In a matter of a few months, New York Mets‘ slugger Pete Alonso was crowned the NL Rookie of the Year, the league’s home run king with a record for rookies (53 blasts), he has brought joy to a longtime Mets fan, he has crashed a Zoom high school class, he has created his own foundation to help in times of crisis, and he has managed to captivate an entire city.

The Mets’ first baseman plays with passion and joy and his confidence, passion and leadership leave us all wondering: is he future Mets’ captain material? All of those traits remind us to a team legend: David Wright.

Whereas Twitter didn’t exist when Wright broke into the scene, Alonso has taken that resource to his advantage, constantly interacting with fans. He even popularized a hashtag to support the New York Mets: #LFGM.

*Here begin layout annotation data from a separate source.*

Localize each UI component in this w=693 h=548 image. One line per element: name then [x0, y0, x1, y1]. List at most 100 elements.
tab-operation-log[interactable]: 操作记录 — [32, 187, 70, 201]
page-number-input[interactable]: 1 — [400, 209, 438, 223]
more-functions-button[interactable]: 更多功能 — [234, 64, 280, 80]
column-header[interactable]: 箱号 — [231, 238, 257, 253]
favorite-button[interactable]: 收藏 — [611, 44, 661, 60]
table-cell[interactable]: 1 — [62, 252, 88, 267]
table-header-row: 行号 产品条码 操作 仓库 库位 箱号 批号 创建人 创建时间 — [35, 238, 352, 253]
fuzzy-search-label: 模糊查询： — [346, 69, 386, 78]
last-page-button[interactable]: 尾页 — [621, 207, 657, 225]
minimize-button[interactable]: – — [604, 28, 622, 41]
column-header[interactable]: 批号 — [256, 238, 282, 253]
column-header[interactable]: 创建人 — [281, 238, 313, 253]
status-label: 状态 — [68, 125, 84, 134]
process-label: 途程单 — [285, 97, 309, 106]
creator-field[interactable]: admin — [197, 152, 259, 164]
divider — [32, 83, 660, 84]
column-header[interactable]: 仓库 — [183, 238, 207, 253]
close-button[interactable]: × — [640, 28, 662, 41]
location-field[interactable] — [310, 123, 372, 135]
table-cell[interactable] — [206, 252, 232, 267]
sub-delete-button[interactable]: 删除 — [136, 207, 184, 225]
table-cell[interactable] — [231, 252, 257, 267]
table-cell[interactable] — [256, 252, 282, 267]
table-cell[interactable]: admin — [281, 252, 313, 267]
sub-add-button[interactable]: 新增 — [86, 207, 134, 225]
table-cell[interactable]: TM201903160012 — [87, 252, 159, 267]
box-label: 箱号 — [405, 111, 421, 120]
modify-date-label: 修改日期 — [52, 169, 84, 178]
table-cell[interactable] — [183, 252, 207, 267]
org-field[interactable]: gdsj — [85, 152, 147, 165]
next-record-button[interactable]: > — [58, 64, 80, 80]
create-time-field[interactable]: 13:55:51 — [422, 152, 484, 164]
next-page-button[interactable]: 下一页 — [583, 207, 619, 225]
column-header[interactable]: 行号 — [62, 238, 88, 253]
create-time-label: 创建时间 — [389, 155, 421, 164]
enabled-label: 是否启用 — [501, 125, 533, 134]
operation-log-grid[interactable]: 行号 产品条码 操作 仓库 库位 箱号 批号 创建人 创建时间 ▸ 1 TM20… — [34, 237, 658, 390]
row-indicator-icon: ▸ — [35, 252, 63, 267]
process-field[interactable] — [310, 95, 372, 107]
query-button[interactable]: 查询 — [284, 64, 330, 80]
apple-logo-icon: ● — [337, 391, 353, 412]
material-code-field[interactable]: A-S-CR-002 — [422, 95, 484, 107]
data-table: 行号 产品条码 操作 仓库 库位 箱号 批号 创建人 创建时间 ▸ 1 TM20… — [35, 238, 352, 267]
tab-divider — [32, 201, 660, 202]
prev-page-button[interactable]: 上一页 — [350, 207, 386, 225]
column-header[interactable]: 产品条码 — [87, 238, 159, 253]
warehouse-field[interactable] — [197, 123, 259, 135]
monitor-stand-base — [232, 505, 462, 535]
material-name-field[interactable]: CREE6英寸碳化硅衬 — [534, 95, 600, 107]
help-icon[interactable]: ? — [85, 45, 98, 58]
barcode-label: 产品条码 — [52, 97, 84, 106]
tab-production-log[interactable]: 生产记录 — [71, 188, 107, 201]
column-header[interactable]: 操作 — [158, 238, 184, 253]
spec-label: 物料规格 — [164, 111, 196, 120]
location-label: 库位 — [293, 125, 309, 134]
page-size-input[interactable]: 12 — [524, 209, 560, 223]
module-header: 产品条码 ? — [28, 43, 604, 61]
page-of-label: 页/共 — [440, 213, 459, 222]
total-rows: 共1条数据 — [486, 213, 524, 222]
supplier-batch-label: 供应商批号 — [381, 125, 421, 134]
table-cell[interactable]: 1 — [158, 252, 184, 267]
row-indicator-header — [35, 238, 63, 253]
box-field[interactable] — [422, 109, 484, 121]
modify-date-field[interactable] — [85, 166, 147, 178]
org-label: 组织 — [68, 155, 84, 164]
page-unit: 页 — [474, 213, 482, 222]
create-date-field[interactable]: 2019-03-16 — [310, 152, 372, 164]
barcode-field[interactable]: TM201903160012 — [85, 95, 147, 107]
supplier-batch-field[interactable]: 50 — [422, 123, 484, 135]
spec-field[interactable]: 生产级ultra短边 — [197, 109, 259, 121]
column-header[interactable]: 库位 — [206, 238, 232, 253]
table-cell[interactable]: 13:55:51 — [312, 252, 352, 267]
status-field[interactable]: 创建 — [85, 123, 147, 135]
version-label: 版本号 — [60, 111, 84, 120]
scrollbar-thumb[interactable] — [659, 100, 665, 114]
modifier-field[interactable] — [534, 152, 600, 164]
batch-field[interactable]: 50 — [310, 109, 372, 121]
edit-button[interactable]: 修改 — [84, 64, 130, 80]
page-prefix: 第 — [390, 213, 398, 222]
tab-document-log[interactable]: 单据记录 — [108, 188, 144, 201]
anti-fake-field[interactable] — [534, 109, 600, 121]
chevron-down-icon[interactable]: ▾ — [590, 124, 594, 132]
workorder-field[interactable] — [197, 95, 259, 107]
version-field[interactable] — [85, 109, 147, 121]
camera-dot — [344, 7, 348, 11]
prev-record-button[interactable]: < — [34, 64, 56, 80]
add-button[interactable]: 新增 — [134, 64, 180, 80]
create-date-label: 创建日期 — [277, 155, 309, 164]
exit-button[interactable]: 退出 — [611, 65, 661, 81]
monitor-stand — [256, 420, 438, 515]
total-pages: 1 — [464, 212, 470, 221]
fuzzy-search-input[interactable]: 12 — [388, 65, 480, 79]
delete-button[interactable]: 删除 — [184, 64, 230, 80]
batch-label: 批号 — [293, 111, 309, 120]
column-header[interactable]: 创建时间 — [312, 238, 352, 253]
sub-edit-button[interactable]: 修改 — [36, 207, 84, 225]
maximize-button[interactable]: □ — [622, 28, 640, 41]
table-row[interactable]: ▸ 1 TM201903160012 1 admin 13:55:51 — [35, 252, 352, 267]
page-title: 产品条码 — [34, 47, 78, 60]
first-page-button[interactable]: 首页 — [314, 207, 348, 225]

All of that has created a background voice among fans that is slowly, but surely growing: his case to be captain some day is beginning to materialize.

The last Mets’ captain, Wright, spoke about the subject on the Metrospective Podcast with Pete McCarthy and Tim Britton.

“It seems like he’s got a big personality. It seems like he’s genuine when he opens his mouth. It seems like he’s gonna be able to back up what he did his rookie year for years to come,” Wright said, cited by SNY. “I think it starts with producing on the field, and he’s certainly proven that he’s the type of guy that you can build around — slot him in the middle of the lineup and he’ll be a run-producing machine.”

“I get asked all the time, ‘what does it take to be named captain’ or ‘what does it take to become a leader?’ I think the answer is fairly easy, (it’s) just be genuine, just be yourself. And if your teammates start looking at you in that regard, that’s how you gain the respect of that clubhouse.”

Leading the Mets by example

For years, Wright was a star on the field. However, he also led the Mets by example, something that Derek Jeter did in his time with the Yankees.

“It isn’t going around and being the loudest guy or being the biggest talker or anything like that,” Wright said. “It’s just being genuine. … the guys that I looked up to as a rookie or my first couple of years were guys that led by example. Put the work in behind the scenes. If something needed to be said, pulling them aside — not in front of the cameras and the media. And dealing with your business that way. So those were the types of guys that I followed when I was a younger player and that’s the type of leader that I wanted to be.”

“I was gonna go out there and play the game hard, play the game the right way, prepare correctly, and hopefully guys followed that.”